Forbar the firm that sold hundreds of millions of South Canterbury Finance (their No 1 corporate client) securities to their clients?
And now, DRUM ROLL .......
http://www.nzherald.co.nz/business/n...ectid=11566121
Forbar which came last in 2014 stock picks with the only (yes, only) negative return?
Maybe we are talking about different firms?
Very well said Balance. Their analyst Bowley got the interim result hopelessly wrong, honestly he was so far wide of the mark you wonder how much analysis he actually did ?
That they won the 2016 competition only goes to prove the old saying that every dog has its day not matter what the pedigree.
Anyway back to AIR, yes Winner the hound was conservative, and deliberately so, Kudos to you for picking ~ $300m.

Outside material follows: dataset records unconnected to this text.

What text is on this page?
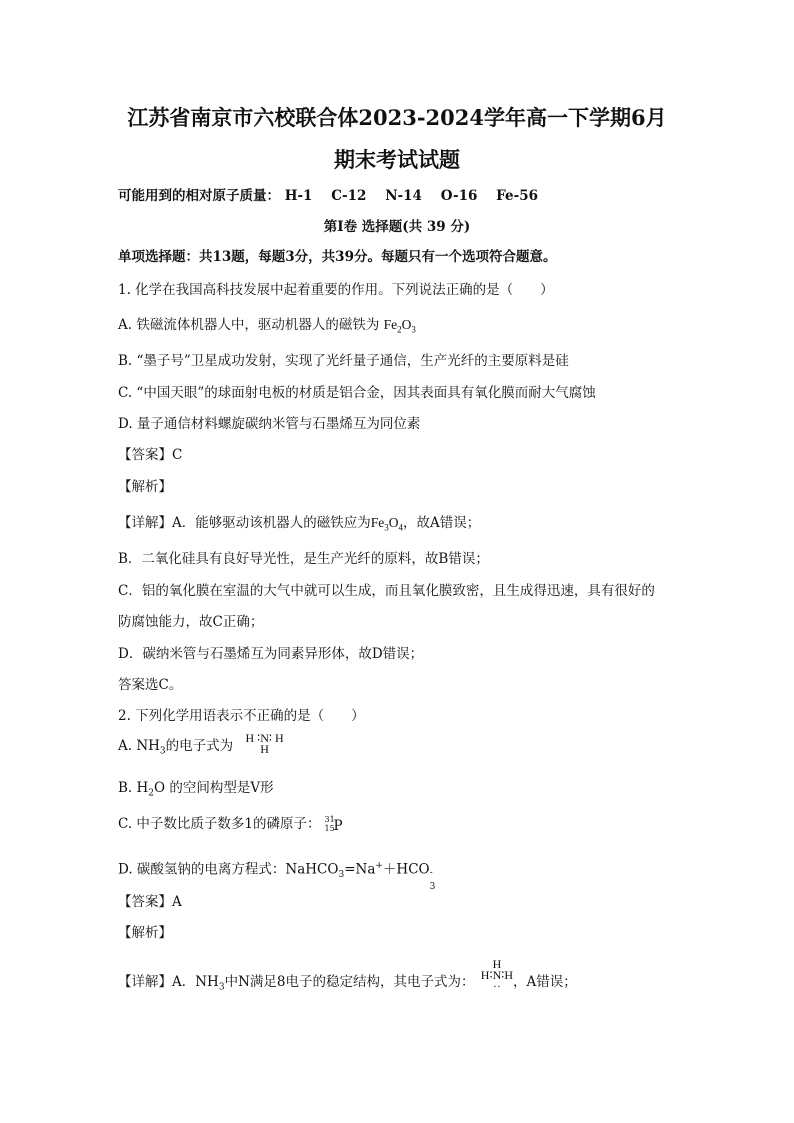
江苏省南京市六校联合体2023-2024学年高一下学期6月
期末考试试题
可能用到的相对原子质量： H-1    C-12    N-14    O-16    Fe-56
第Ⅰ卷 选择题(共 39 分)
单项选择题：共13题，每题3分，共39分。每题只有一个选项符合题意。
1. 化学在我国高科技发展中起着重要的作用。下列说法正确的是（　　）
A. 铁磁流体机器人中，驱动机器人的磁铁为 $Fe_2O_3$
B. “墨子号”卫星成功发射，实现了光纤量子通信，生产光纤的主要原料是硅
C. “中国天眼”的球面射电板的材质是铝合金，因其表面具有氧化膜而耐大气腐蚀
D. 量子通信材料螺旋碳纳米管与石墨烯互为同位素
【答案】C
【解析】
【详解】A．能够驱动该机器人的磁铁应为$Fe_3O_4$，故A错误；
B．二氧化硅具有良好导光性，是生产光纤的原料，故B错误；
C．铝的氧化膜在室温的大气中就可以生成，而且氧化膜致密，且生成得迅速，具有很好的
防腐蚀能力，故C正确；
D．碳纳米管与石墨烯互为同素异形体，故D错误；
答案选C。
2. 下列化学用语表示不正确的是（　　）
A. $NH_3$的电子式为
H ∶N∶ H
H
B. $H_2O$ 的空间构型是V形
C. 中子数比质子数多1的磷原子： 31
15
P
D. 碳酸氢钠的电离方程式：NaHCO$_3$=Na+＋HCO -
3
【答案】A
【解析】
【详解】A．$NH_3$中N满足8电子的稳定结构，其电子式为：
H
H∶N∶H
·· ，A错误；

Very happy indeed with the result but a little concerned with forward guidance in the circumstances taking into account $349m earnings before tax for 1H full year guidance at the mid point of $500m which is roughly what I have been expecting implies only ~ $150m for 2H FY17.

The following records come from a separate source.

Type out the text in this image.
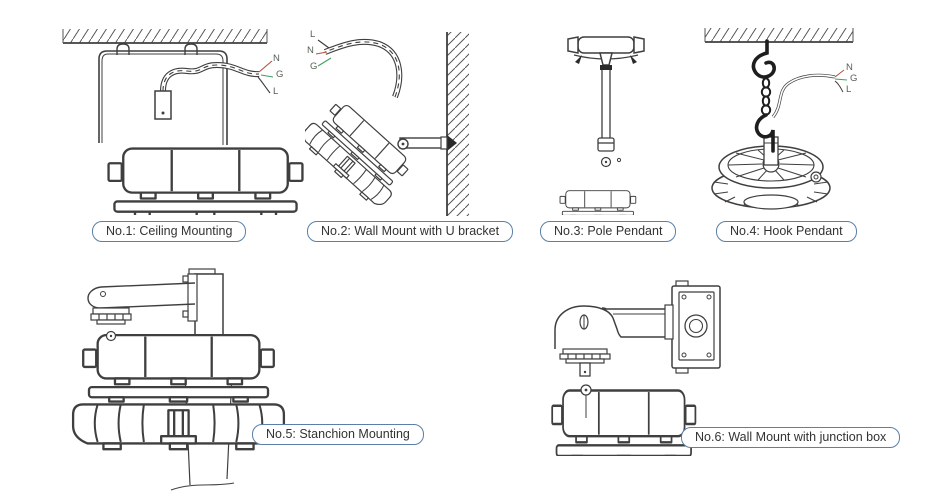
N
G
L
L
N
G	N
G
L
No.1: Ceiling Mounting	No.2: Wall Mount with U bracket	No.3: Pole Pendant	No.4: Hook Pendant
No.5: Stanchion Mounting	No.6: Wall Mount with junction box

It will be interesting to hear their fuller explanation in the conference call for such a conservative second half forecast. Good that their capex all the way out to 2021 is now only $1.6 billion some of which will already have been paid by way of deposits. This underscores their ability to be a solid dividend payer for the foreseeable future. Happy with the dividend which was as expected.

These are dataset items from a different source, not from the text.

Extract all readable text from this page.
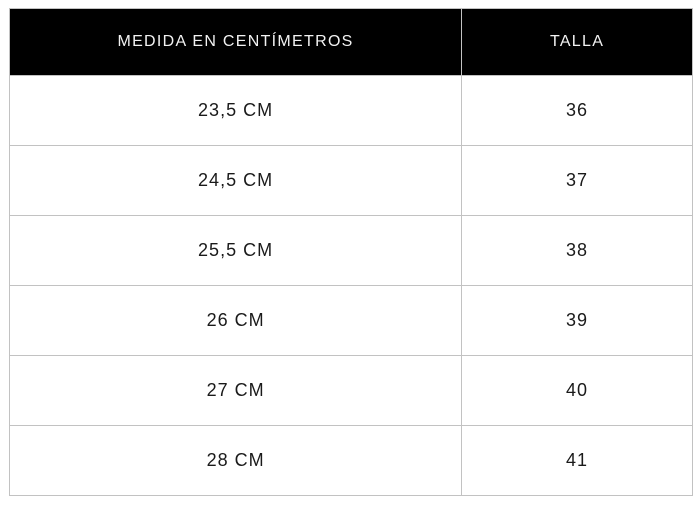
MEDIDA EN CENTÍMETROS	TALLA
23,5 CM	36
24,5 CM	37
25,5 CM	38
26 CM	39
27 CM	40
28 CM	41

Agree - that full year guidance been tightened up so $500m it will be eh
But seems a bit light relative to $349m or $327m in H1
Maybe Forbar man just got his timing wrong and things are going as he outlined in his report. I note fuel assumption is $65/barrel - up $10 on previous guidance, didn't the Forbar mention this $10?
Second half will hold up as they are not discounting to the same extent as per last year which is my best indicator forward bookings are holding up through to June. Yes for the super price conscience there are cheaper options especially Auckland - EU however in the past when it has cut into loads, AIR price matches on their site not via direct advertising, have not seen so much of that this year:-)
Im all good where we are :-)
It looks that way to me mate but the conference call will make an interesting listen. Winner - The fuel thing doesn't explain the reduction in second half earnings as they've already alluded to higher revenue / improving yields compared to 1H Fy17. I am a little puzzled by their second half outlook and when reading through the text of the result was quite surprised their full year guidance wasn't upgraded based on the $349m result for the first half. What are management seeing in the second half compared to the first half operating environment ? Can't be yields, can't be load factors, isn't anywhere near fully explained by jet fuel increase, what is it ?
nicely done to all airnz people...
If you want to drill down into the nuts and bolts here's how
https://www.nzx.com/files/attachments/252605.pdf
Suggest you skim read this first
https://www.nzx.com/files/attachments/253624.pdf
Qantas seems to doing worse... no surprised..
Worse how? They're up $0.15 since open.